Insider Interview with composer Manos Tsangaris

On April 2-4, 2020, the Talea Ensemble performs Manos Tsangaris’ immersive and multidisciplinary work Love & Diversity at the Baruch Performing Arts Center. In this Insider Interview we spoke to Mr. Tsangaris about his work, the integration of theatre into his music and more. More info online at Baruch.cuny.edu

Love & Diversity and some of your other works are immersive, theatrical and multi-media experiences. What about your background in composition and other creative arts inspired you to work outside the “box” of concert music?

There are always different reasons for something like this, several reasons. But one is certain that our reality, our experience, has changed fundamentally. Music comes out of the loudspeakers or earphones, doesn't it? And today I can download or stream 5 million tracks anywhere. Already in the 1970s, I noticed this extreme decontextualization. The sound detached from the process of making it. So I re-contextualized. God, it all sounds so intellectual and academic. But it means we're being ripped out of our lives and catapulted into another, doesn't it? If only as a permanent soundtrack.

The other thing that is connected to this is the change of public, also of the political public. In the past we had to physically gather in the theatre, in concert, in political rallies. The public sphere was a cavity, in other words convex. Today it rather visits us. The smartphone is calling us. Our nervous system is flashing. The public functions have become tentacles, convex. And very active (look here, buy this, think like this and so!) That's why, because of our so radically changed perception of public life, I started very early to reverse the directional functions of a performance. There is only one person in the audience in a room that is not yet defined as a theatre space, but then an ensemble that plays live, blanketing this person with a kind of natural “surround sound” (appropriately quietly of course), completely redefines the space.

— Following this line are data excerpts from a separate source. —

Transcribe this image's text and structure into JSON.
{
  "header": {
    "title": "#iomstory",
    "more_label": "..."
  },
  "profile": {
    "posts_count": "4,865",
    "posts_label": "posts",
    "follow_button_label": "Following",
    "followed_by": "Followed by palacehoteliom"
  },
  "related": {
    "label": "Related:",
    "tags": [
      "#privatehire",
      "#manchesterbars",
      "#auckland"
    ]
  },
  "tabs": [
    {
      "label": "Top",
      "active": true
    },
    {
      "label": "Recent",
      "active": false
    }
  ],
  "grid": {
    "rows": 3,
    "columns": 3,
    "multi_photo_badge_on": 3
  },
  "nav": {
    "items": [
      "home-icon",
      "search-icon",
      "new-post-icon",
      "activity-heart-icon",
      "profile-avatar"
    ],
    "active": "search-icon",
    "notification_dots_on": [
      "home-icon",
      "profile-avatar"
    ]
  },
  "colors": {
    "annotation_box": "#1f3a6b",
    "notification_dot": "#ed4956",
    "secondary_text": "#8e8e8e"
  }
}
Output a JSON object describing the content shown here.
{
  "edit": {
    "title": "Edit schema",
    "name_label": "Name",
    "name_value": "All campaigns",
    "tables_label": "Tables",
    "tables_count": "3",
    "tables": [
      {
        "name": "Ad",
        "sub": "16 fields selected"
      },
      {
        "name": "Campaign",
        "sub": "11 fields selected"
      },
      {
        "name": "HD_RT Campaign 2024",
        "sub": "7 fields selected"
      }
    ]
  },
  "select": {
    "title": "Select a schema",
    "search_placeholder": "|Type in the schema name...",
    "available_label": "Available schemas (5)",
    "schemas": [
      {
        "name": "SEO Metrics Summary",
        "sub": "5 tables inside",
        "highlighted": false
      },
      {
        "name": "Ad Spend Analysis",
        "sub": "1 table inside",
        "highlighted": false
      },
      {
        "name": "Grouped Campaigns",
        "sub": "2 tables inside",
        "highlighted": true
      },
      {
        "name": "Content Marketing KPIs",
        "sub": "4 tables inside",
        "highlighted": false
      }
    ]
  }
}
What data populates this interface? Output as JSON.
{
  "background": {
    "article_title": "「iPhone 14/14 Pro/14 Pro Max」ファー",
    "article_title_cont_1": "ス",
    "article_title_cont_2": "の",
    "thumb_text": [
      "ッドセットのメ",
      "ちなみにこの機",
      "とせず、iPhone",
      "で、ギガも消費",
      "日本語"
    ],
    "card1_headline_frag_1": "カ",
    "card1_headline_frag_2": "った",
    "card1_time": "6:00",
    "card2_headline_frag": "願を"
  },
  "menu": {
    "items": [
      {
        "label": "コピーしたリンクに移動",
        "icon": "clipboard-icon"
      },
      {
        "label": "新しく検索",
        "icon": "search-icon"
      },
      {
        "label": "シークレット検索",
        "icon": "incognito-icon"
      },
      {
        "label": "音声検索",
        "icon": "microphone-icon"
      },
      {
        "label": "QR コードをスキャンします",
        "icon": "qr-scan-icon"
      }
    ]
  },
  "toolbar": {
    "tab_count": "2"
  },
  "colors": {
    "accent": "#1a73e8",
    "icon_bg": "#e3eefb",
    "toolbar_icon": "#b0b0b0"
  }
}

The first piece of this kind is from 1979, and after that I have written and directed such things again and again. But it is also the longing for a very precise, singular, quasi homeopathic practice, with the human being in the middle.

The term “Music Theater” is different than other art forms in which music is combined with theater – such as Opera or Musical Theater. What does the term mean to you?

It is the compositional approach to new formats that has become necessary. The word theater comes from theatron and means "that which makes visible", is perhaps the only instance with a laboratory function that can, for example, reinvent our realities, right?

Describe the plot, or narrative arc, in Love & Diversity?

Well, the drama, as so often, lies in the little things. Or in their sum. Love & Diversity is based on the setting of speed datings, a now-obsolete form of systematic dating, which was allegedly invented in Pete's Café in Beverley Hills in 1996. Some people sit behind the café tables and every 5 minutes they meet another new person, who changes from table to table. So after a few hours, many new potential partners have been seen and talked to. In Love & Diversity this is of course pointed and stylized. The musicians of the Talea-Ensemble sit individually behind the tables. The audience wanders from table to table in very small groups and is offered a solo performance each time. Thus the piece gradually adds up. "Would you like to have dinner with the bass player?" "Do you believe in love at first sight?" "Family"? "Are you rich?"

How did you come up with the dialogue in the piece?

See above: the longing for love and diversity, and the dispositive of speed dating - in the age of the Internet - a form of getting to know each other that is already obsolete again. But theatrically still relevant in any case.

Love & Diversity requires the instrumentalists to do so much more than simply play their instrument. How do you and/or the director coach them to recite lines, perform physical movements, and interact with individual audience members?

This is a very interesting point. Because such a theatrical situation (and this is what it is) is composed of different languages, or let's say linguistic levels. This is of course already apparent in the score, which is a mixture of musical notes, small drawings, verbal instructions, etc. All of this must of course be easily readable for the musicians/performers and must be implemented as quickly and easily as possible. A musician who has to speak, play and manipulate the light at his table at the same time will see the real challenge in exactly this combination. The whole thing then naturally merges into this one performance.

How have performances of Love & Diversity differed from one another? How much does the notation allow for individuality of each instrumentalist and of the director?

There is a substantial core of the work. If you play that which is written there, i.e. breathe life into it, the piece will always remain recognizable. Moreover, it lives very much from the different people and how they interpret it. But also, by the way, by the distinctiveness of the small audiences. One wonders how differently people can react to such an intimate artistic situation.

What do you hope audiences will get from their experiences at a performance of Love & Diversity?

One learns something about oneself as the interface of this performance. But not in a psychological sense, but by gradually forming the actual piece in my perception. I experience one small performance after the other. And I listen to the last one and the following one already before it. Only in me do these experiences accumulate. And I register very precisely how the performance and my "system" interact with my consciousness.